1.) Does anyone have experience with second runnings beer from a parti gyle? Did you find it didn't have much malt character?

2.) What dry hops has everyone had success with in a hoppy porter/stout? In the boil I used Columbus and Willamette.
 
To get more character you should mix part of the first "gyle" with most of the second. So say you get 7 gallons of 1.080 wort and 7 gallons of 1.030 wort. You decide to mix 6 of each with one of the other. You'll get (6x80) + (1x30) = 510 gravity units for the stout which ends up at 1.092 @ 5.5gal. Then (6x30) + (1x80) = 1.047 @ 5.5gal.

The problem is that the second runnings are just thinner and waterier. And most of the good stuff has already been removed, so you add complexity back in by adding in some of the first runnings. This is one way to partigyle, the other is to actually blend hopped, boiled worts in different proportions after boiling. That's what Fullers does.

Back to your actual question, dry hopping might help, but I think only a little. The core problem is that there won't be a ton of body or malt character, and that's not setting dry hops can fix. Only malt/wort can fix that.
 
When I do partigyles, I typically plan on combining the grain bills of the two beers into one mash (assuming the percentages are the same) so that I get equivalent batch sizes. I'll then draw 3 batch sparges of runnings, first, 2nd, and 3rd. I'll then blend the three different runnings together in the right ratios to hit the volume and pre-boil gravities that I want. It often ends up splitting the first and second ~20/80%, and 80/20% between the small and big beer, and then the 3rd runnings often get split evenly. But exactly how much I use depends on the gravities that I want.

Like said above, you want some of the first runnings in even in the small beer to provide malt character, otherwise it can seem a little tannic and bland.

But as far as hops, it depends on what you want. I'd go with more Willamette personally.
 
These guys are talking about proper partigyles :)

As above, once you have two mashes or boils, nothing stops you producing two, three or as many different beers as you want. You still have the whole fermentation and dry hops to play with too.
 
Thanks guys. I'll have to plan on doing some blending the next time around. I wasn't even planning on doing a parti gyle until the day before so it's no tragedy if the beer turns out a bit lame. The first runnings beer is the one I'm really looking forward to.
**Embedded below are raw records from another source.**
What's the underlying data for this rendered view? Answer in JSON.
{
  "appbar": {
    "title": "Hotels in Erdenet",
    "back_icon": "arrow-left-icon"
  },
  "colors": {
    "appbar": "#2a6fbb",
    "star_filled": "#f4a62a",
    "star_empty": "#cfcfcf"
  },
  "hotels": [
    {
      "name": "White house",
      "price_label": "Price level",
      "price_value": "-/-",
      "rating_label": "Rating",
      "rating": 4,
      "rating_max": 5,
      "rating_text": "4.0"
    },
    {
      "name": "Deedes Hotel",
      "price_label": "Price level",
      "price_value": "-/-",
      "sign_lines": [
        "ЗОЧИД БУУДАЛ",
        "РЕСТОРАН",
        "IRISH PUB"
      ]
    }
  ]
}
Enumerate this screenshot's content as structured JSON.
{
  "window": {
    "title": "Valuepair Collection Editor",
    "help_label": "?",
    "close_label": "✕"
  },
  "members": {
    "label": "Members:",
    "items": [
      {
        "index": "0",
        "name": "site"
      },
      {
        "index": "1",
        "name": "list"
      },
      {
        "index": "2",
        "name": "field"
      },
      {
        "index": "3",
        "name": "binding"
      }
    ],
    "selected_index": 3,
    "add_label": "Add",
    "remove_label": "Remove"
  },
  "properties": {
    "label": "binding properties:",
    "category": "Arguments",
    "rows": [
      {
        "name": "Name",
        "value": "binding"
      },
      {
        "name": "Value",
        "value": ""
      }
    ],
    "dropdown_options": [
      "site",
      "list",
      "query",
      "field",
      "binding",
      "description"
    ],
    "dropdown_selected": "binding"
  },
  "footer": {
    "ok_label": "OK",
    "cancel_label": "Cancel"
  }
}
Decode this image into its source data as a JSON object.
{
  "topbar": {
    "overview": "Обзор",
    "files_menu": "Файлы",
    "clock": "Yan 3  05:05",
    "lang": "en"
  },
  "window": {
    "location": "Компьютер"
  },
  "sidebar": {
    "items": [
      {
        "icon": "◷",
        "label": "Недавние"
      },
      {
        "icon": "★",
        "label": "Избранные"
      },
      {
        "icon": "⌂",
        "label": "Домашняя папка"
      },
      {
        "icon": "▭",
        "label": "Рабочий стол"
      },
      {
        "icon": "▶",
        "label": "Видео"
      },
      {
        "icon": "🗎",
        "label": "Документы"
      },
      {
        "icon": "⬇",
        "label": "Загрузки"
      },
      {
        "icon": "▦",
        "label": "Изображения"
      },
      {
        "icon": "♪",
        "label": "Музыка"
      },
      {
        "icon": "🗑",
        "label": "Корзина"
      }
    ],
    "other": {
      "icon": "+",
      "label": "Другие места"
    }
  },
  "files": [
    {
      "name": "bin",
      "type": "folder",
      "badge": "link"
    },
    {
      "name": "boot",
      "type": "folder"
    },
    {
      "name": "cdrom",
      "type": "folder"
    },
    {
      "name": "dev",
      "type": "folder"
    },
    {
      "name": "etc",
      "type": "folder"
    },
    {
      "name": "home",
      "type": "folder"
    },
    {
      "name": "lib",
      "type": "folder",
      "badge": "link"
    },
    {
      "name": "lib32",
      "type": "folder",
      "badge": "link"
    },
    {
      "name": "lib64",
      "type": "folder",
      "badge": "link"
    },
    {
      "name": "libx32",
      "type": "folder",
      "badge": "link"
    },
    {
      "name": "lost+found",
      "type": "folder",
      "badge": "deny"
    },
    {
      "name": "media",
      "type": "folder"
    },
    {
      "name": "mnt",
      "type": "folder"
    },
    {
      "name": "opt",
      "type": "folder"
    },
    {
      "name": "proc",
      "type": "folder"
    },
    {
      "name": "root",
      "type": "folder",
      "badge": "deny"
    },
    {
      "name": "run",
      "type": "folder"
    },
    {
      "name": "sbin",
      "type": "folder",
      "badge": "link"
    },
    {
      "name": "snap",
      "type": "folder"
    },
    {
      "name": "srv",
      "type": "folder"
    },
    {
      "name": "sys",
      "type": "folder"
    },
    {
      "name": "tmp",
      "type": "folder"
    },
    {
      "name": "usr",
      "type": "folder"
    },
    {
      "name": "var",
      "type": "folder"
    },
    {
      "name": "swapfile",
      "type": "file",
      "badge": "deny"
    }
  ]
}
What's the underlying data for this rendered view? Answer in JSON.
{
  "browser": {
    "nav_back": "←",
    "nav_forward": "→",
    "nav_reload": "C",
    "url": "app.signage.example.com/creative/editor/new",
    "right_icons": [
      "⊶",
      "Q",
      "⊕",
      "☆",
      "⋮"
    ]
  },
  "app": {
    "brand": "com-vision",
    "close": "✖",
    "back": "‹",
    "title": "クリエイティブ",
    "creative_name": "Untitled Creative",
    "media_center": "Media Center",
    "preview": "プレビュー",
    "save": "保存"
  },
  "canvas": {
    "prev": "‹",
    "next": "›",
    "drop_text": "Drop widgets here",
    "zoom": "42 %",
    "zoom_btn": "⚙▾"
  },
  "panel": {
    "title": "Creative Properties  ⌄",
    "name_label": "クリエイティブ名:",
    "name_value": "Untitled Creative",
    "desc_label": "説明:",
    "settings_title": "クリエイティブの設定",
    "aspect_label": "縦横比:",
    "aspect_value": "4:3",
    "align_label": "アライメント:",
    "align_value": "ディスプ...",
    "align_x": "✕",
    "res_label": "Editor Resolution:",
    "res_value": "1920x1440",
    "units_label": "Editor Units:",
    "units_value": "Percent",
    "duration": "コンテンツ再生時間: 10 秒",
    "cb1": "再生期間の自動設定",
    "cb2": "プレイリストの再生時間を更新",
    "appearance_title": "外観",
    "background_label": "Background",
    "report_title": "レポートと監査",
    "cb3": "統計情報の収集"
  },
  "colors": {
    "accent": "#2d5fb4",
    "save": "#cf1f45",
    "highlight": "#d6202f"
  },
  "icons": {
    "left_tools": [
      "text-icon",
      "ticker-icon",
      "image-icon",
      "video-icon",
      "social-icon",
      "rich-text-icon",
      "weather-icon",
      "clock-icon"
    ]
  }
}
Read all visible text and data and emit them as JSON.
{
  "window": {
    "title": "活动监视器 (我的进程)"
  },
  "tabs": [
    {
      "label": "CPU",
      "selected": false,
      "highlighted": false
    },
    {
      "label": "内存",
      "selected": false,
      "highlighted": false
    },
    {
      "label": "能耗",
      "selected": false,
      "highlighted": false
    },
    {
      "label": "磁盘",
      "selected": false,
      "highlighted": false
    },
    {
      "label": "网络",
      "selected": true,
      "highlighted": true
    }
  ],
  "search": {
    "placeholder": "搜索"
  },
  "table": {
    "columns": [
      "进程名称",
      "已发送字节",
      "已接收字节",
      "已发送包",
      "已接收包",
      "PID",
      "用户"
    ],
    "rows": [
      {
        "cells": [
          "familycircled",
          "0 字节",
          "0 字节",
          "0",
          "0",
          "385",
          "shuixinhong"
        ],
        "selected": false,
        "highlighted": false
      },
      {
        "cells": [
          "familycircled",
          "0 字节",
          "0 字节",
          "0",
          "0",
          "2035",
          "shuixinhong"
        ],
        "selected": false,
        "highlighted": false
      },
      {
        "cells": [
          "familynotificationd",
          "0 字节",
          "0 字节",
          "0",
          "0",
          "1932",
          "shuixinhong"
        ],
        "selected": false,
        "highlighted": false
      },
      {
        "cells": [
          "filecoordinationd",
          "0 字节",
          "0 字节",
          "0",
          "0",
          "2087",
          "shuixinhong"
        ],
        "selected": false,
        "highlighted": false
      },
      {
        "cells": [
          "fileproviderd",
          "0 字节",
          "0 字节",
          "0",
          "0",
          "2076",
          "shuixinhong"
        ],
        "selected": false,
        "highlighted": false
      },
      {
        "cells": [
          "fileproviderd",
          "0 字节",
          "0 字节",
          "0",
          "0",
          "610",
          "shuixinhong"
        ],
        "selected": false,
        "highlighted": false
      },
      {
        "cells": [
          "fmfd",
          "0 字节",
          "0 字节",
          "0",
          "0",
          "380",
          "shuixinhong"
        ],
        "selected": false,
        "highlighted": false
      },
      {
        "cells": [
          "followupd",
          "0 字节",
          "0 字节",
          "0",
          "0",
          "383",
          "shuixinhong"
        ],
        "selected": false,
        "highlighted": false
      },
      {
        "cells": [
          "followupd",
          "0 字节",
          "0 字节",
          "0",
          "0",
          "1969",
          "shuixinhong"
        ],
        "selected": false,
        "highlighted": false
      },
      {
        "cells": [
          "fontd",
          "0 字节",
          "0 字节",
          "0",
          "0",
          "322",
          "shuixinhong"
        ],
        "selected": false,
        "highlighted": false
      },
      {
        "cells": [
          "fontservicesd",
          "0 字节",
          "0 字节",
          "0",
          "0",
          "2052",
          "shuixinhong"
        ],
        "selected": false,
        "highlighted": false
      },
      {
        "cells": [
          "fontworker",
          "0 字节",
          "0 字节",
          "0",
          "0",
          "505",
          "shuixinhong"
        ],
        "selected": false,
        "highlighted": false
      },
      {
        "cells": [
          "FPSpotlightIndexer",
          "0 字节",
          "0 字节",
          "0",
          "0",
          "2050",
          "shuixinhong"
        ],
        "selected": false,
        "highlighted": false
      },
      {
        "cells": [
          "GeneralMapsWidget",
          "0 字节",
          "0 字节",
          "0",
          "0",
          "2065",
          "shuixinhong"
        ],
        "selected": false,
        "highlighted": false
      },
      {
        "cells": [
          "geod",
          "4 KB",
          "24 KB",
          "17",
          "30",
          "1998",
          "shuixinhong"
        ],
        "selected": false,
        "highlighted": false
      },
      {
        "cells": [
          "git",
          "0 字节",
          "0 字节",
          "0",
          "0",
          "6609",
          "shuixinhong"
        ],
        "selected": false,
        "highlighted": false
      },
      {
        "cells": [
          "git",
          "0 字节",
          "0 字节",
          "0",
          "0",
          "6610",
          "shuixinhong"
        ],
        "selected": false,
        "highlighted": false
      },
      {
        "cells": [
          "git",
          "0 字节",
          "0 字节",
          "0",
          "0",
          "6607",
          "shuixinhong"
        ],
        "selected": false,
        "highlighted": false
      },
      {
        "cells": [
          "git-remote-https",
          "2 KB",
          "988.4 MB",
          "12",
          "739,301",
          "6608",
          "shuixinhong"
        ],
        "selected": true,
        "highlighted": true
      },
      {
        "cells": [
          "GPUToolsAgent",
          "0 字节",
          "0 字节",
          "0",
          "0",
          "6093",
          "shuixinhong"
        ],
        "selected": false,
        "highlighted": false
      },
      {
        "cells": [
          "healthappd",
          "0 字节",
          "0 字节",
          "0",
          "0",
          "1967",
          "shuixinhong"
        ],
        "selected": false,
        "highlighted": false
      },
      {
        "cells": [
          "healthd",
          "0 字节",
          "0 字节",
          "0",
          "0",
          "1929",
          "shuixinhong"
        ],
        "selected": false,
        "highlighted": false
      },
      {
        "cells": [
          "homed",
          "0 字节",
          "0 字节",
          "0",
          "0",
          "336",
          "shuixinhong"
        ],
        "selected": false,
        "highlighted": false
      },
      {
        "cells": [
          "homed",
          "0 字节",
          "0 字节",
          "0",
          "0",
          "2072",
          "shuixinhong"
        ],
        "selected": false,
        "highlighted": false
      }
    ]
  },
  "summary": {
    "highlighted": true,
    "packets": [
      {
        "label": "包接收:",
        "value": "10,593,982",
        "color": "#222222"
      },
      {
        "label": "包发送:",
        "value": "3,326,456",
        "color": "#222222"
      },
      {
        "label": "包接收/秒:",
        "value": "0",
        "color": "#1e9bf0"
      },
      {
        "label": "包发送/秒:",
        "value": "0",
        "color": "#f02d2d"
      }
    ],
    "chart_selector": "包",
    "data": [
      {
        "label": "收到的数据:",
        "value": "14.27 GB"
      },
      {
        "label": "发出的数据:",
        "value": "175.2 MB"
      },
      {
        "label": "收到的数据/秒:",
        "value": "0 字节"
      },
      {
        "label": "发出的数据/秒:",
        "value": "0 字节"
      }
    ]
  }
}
There was a bit of wort left in the mash tun after pulling my entire pre boil volume for the first beer, so I'm hoping maybe some of that will contribute at least a little bit of malt presence to the second beer. Have to wait and see.
 
FYI I think dcbw's post 'add a gallon of each wort to the other' gravity readings are off for the big beer. If you replace a gallon of high gravity wort with a gallon of low gravity wort it will reduce the gravity of the high gravity wort. He may however be talking pre vs post boil and I just didn't follow. Anyhoos cheers, I love a good parti gyle!